Ryan, mon petit fils, l’enfant de mes enfants, mon enfant,
mon amour.
Tu es le petit homme qui ne ressemble à personne car tu ne
ressembles qu’à ces deux personnes qui sont tes parents. Cette ressemblance à
la fois inexistante et exclusive est très troublante et elle me plait.
Tu es celui qui vient me dire que la chaleur du Sahara est au
creux de ton ventre, que la rue de la kasbah est au bout de ton doigt, que la
douceur du thé est sur tes lèvres.
Tu es le petit homme au profil de pharaon et aux yeux d’un
Orient débordant de rêves.
Tu es le petit homme incarnant mes souvenirs de pays que je
ne reverrai plus.
Tu es mon évidence. Je te connaissais avant que tu ne
viennes au monde, je savais qu’un jour tu serais là et me tiendrais la main
avec confiance.
Je la sens toujours ta petite main dans la mienne, toute
abandonnée et aimante et je ne la lâcherai pas.
Nous savions qu’il allait falloir être fort depuis déjà un
moment, mais depuis vendredi soir nous le savons encore plus.
Les crevures qui veulent nous empêcher de vivre n’auront pas
le dessus, je te le promets. Nous allons continuer à vivre, à rire, à boire, à
être irrespectueux, à être artiste, à déranger, ça je te le jure.
Nous allons aussi empêcher les salopards de fascistes de
faire la loi.
Je sais que tout cela est compliqué pour toi et c’est mieux que tu ne comprennes pas tout et que tu laisses juste ta petite main dans la mienne.
Je sais que tout cela est compliqué pour toi et c’est mieux que tu ne comprennes pas tout et que tu laisses juste ta petite main dans la mienne.

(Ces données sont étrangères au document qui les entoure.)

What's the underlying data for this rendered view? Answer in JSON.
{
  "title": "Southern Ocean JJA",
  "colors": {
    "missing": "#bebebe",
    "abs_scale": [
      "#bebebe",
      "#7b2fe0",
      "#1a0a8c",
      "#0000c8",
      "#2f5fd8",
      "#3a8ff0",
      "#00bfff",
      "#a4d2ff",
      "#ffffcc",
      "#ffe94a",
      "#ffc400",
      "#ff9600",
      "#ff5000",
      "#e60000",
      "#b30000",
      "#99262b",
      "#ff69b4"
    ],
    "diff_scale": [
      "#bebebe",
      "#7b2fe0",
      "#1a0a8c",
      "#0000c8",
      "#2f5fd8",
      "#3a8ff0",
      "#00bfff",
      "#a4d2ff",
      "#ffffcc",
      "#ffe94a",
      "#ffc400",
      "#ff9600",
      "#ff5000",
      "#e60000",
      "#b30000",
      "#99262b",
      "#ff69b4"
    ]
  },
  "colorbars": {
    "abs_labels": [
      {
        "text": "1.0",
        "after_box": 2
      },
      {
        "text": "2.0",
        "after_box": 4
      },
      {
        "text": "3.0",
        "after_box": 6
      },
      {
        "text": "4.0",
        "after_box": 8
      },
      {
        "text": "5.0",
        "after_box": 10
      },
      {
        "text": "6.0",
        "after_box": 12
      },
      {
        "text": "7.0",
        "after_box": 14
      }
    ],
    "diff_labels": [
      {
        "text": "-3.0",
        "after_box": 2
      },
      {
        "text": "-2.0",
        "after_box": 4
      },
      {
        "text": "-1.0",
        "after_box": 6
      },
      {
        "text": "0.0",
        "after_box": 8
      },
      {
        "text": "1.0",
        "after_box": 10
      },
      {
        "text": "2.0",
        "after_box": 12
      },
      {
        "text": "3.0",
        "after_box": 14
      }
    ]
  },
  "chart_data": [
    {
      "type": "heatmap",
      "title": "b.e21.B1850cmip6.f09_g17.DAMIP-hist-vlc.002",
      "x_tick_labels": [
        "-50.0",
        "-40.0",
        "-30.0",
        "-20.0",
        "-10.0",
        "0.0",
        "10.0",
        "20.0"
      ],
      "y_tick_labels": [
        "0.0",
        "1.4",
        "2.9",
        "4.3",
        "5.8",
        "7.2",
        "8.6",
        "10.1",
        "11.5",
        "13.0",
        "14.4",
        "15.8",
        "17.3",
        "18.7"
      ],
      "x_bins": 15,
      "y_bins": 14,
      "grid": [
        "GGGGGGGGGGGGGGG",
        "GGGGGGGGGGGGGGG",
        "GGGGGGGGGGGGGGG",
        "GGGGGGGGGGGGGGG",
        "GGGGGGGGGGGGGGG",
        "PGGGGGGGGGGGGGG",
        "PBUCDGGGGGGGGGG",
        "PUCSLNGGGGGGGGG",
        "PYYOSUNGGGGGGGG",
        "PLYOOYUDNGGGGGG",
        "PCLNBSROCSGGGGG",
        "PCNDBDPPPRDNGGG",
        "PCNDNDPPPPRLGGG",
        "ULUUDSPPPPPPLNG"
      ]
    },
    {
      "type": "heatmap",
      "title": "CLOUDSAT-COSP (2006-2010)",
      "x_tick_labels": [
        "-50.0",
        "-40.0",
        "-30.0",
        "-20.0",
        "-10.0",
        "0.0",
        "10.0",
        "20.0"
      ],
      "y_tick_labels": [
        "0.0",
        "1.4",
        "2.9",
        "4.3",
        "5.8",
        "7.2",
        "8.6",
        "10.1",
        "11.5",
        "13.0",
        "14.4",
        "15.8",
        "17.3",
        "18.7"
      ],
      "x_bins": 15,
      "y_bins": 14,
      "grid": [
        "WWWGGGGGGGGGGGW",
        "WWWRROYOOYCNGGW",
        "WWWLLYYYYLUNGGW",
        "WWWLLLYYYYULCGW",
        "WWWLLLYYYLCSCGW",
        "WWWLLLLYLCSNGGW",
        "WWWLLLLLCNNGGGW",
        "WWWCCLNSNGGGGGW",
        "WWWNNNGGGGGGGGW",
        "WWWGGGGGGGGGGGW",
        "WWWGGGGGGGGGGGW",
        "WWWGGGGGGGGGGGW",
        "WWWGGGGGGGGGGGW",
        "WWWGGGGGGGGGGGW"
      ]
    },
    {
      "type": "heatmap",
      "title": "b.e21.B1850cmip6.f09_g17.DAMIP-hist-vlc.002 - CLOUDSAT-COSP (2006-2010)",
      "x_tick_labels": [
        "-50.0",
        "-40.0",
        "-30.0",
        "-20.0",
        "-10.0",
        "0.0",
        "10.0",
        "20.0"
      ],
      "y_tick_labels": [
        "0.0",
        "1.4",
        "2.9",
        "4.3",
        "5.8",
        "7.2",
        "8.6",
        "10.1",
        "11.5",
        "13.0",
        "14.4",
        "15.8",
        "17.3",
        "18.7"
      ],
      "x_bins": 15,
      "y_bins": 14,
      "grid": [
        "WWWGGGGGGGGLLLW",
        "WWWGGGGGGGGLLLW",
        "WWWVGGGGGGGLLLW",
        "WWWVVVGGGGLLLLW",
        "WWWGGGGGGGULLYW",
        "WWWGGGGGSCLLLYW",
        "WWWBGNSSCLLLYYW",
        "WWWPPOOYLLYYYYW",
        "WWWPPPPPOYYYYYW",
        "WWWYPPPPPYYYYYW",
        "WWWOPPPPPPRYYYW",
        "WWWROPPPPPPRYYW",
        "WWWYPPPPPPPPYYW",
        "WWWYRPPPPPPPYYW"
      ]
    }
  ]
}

Moi, je sais ce que j’ai à faire et à dire et tu peux
compter sur moi.
Cela fait déjà bien longtemps que je dis à des gens que je
ne les aime pas et que je ne veux plus les voir, mais je crois que je vais me
montrer plus vigilante encore.
Tu vois, c’est comme ça, mais je ne leur trouve pas d’excuses
à ces gens racistes qui ne font pas de différence entre une crevure islamiste
et un musulman ou tout simplement quelqu’un qui est né de l’autre côté de la Méditerranée.
Je suis du même avis que Philippe Torreton, il n’y a plus d’excuse car à force
de vouloir les comprendre on les laisse prendre de l’importance et un jour il
sera trop tard.
Dans un an et demi, nous allons élire notre Président de la
République et il faudra choisir. Cela sera peut-être compliqué et nous ne
savons pas encore quels seront les noms des candidats mais je sais ce que j’aurais
à faire ce jour là.
C’est un peu pour cela que je t’écris aujourd’hui Ryan, c’est
pour te dire ne pas t’inquiéter, on ne va pas faire n’importe quoi.
J’espère que je pourrai jusqu’au bout voter pour le candidat
de gauche, mais ce n’est pas certain. Si jamais ce n’était plus possible, je
voterai pour le candidat qui sera en face de Marine le Pen, celle qui est
fasciste et dont nous ne voulons pas.
Je viens te dire cela car jusqu’à cette semaine, je pensais
que cela était évident d’empêcher Marine le Pen de prendre le pouvoir, mais
j’ai peur de comprendre que les évènements très graves que nous vivons ne
fassent infléchir des mentalités en inventant des peurs et des haines.
Je te fais cette promesse que je voterai pour le candidat
qui sera en face d’elle car c’est le seul moyen dont nous disposons pour voter
contre elle et ceci quel que soit le candidat.
Je l’ai déjà fait et je ne l’ai pas regretté même si le
Président Chirac n’a jamais semblé se souvenir que j’avais voté pour lui. Je
lui en ai un peu voulu sur le coup, mais après j’ai bien réalisé que je n’avais
pas voté pour lui, mais contre le Pen, donc c’était un peu normal qu’il ne
fasse pas trop cas de moi.
Nous ne lâcherons rien Ryan.
Ta petite main dans la mienne.
Tes yeux des mille et une nuit pour éclairer notre chemin.